17. Por um lado, a circunstância de a emissão de directivas genérica; ou recomendações especificamente dirigidas a um qualquer órgão de comunicação social consubstanciar acto administrativo cujo conteúdo está na discricionariedade da Administração, não exonera a entidade reguladora do dever de o praticar.

18. Por outro lado, o Tribunal não se substituiu à referida entidade na determinação do conteúdo da recomendação que a condenou a emitir, tendo, pelo contrário, respeitado a sua margem de discricionariedade.

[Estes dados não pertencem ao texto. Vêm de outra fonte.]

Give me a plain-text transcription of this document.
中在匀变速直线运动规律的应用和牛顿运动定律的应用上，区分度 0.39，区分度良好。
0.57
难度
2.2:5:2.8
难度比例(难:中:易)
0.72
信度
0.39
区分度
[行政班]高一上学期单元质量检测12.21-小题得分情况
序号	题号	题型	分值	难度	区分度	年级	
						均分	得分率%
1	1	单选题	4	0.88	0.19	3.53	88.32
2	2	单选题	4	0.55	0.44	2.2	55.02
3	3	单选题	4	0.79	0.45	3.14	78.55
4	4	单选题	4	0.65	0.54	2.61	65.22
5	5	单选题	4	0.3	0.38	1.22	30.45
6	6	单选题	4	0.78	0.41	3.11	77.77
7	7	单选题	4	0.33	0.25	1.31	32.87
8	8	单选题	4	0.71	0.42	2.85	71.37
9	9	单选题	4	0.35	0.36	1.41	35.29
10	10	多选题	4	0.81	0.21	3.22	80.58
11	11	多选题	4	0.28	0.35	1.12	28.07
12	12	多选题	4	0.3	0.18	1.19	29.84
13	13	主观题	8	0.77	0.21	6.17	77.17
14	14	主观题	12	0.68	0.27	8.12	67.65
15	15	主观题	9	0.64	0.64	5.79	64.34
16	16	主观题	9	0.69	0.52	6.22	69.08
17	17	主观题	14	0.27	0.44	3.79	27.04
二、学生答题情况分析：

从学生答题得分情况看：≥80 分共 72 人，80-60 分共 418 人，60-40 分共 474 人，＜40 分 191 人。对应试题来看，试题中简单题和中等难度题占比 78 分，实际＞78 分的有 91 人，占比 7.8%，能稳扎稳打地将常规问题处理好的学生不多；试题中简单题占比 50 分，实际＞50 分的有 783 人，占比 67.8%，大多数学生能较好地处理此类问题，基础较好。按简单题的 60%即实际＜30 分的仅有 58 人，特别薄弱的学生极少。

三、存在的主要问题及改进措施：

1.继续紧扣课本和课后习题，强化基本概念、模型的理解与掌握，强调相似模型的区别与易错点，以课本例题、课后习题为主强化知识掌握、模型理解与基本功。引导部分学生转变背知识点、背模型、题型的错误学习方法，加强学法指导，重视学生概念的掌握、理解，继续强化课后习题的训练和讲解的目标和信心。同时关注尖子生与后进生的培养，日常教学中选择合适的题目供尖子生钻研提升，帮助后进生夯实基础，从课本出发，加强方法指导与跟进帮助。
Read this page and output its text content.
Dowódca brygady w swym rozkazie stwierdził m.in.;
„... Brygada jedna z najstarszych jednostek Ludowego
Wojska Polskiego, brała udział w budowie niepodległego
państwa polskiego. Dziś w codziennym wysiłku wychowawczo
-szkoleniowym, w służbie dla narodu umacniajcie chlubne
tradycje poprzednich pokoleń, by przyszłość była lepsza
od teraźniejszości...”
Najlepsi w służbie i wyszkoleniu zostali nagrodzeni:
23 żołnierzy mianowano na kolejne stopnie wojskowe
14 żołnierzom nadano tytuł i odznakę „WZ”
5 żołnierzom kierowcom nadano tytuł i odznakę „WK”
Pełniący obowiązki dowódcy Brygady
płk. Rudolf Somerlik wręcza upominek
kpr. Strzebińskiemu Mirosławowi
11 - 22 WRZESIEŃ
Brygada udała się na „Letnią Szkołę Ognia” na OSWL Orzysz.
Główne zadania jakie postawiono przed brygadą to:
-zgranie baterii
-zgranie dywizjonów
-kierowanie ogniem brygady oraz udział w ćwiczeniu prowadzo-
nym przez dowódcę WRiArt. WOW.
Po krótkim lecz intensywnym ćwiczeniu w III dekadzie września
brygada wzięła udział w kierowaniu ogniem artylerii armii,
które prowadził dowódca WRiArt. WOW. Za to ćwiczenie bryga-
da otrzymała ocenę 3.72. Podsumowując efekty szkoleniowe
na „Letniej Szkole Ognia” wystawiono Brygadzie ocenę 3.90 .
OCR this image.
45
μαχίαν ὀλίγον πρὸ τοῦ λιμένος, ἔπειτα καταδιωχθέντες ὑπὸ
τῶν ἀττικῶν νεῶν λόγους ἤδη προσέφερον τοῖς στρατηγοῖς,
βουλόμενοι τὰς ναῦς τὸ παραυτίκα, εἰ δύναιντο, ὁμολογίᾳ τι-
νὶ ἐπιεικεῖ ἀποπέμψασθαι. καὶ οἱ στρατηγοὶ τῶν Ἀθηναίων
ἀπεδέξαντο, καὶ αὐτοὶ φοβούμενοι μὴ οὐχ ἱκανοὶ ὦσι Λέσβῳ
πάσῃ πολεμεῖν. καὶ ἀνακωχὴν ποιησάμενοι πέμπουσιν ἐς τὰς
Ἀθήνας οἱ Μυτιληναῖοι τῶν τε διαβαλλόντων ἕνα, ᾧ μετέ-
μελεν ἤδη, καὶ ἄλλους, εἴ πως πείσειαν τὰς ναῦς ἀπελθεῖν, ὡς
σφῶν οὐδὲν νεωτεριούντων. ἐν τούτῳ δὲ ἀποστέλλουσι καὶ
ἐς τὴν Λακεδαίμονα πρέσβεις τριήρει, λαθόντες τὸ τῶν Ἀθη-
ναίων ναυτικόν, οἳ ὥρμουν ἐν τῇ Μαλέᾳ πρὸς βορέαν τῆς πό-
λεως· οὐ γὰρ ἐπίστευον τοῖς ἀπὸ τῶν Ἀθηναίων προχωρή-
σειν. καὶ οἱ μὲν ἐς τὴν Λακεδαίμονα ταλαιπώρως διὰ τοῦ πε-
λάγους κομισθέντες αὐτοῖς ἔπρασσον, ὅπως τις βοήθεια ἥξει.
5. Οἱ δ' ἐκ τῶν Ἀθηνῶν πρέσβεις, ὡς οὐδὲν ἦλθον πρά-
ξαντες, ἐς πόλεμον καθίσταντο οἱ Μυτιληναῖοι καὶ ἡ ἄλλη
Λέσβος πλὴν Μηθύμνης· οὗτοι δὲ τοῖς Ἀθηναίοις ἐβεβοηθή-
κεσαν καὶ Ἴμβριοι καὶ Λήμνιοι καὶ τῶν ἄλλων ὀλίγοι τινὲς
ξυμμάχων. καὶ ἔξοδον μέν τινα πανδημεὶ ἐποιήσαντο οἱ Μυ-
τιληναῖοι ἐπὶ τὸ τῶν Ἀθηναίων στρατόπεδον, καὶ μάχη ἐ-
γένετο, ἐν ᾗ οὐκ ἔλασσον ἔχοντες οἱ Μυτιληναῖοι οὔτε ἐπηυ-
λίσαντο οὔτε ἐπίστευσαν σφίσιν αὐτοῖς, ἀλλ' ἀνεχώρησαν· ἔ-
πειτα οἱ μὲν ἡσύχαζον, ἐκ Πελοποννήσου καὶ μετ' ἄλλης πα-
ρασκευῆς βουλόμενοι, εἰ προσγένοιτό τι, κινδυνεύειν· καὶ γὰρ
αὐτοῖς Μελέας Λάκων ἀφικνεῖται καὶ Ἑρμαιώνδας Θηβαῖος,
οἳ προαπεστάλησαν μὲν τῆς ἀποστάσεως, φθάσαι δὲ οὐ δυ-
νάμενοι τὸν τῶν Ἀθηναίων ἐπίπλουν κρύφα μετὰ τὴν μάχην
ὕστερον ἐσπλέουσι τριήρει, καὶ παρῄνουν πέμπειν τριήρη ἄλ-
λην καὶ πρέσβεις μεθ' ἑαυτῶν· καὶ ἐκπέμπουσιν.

A Digna Magistrada do Ministério Público emitiu douto parecer no sentido de ser negado provimento ao recurso, manifestando o entendimento de que ambos os recursos deveriam ter sido admitidos para este TCA-Sul, por não estarem preenchidos os requisitos previstos no artigo 151º do CPTA. * *
2. Matéria de Facto
O Acórdão recorrido considerou provada a seguinte matéria de facto, com relevo para a decisão:
1)
Em 3 de Abril de 2004 foi publicado no suplemento "A……." do jornal semanário "E………" artigo de opinião subscrito por JLR, intitulado "Tudo isto é fado de ………", cujo teor se dá por integralmente reproduzido. (Cfr. doc 2 PI).
2)
Em 6 de Abril de 2004 o aqui Autor dirigiu ao "E………", texto para publicação, invocando o "Direito de Resposta" (Cfr. fls. 10 e 11 PA).
3)
Em 19 de Abril de 2004 o aqui Autor requereu, Junto do Tribunal Judicial da Comarca de Oeiras notificação Judicial do Director do "E……..", "para que procedesse à publicação da resposta apresentada pelo requerente." (Cfr. fls. 6 PA).
4)
A resposta referida em "2" foi publicada no suplemento "A……." do "E……." em 8 de Maio de 2004 (Cfr. fls. 15 PA).
5)
Em 10 de Maio de 2004 o aqui Autor apresentou junto da Entidade demandada recurso fundado em "denegação do exercício do direito de resposta" (Cfr. doc 1 PI).
6)
O Autor foi notificado em 28 de Maio de 2004 da deliberação tomada pela entidade demandada relativamente ao recurso interposto, que aqui se dá por integralmente reproduzida e na qual se refere, designadamente:
" (...) perante a circunstância de continuar pendente em instância judicial o processo que, a final, irá dirimir o conflito emergente, e tendo presente o Procedimento usual deste órgão regulador em contextos que se caracterizam por traços de similaridade com a figura da litispendência, delibera-se, fazendo uso das faculdades confirmas pela Lei n°43/98, de 6 de Agosto, proceder ao arquivamento dos autos." (Cfr. doc 3 PI);
7)
O Tribunal Judicial de Oeiras proferiu Sentença, em 23 de Maio de 2004, julgando a intimação improcedente "por o texto de resposta não ter sido dirigido ao requerido enquanto director do jornal" e " por o artigo em causa não ter ofendido o bom nome do requerente". (Cfr. fls. 90 a 101 PA).
8)
No seguimento de Recurso Jurisdicional, o Tribunal da Relação de Lisboa, por acórdão, de 2 de Dezembro de 2004, considerou o recurso improcedente e confirmou decisão de primeira instância. (Cfr. fls. 428 Proc°).
9)
No seguimento de Recurso, o Tribunal Constitucional proferiu o Acórdão n°107/2006, em 6 de Março de 2006, desatendendo a reclamação "confirmando a decisão de não admissão do recurso para este Tribunal." (Cfr. fls. 428 a 433 Proc°).
10)
A presente acção foi intentada no Tribunal Administrativo e Fiscal de Sintra, em 19 de Agosto de 2004. (Cfr. fls. 2 e sg SITAF)
* *
3- Direito Aplicável
a) Questão Prévia.
A Entidade Reguladora para a Comunicação Social interpôs recurso para o STA, a ser processado como Revista, com subida imediata nos próprios autos, ao abrigo do artigo 151º do CPTA.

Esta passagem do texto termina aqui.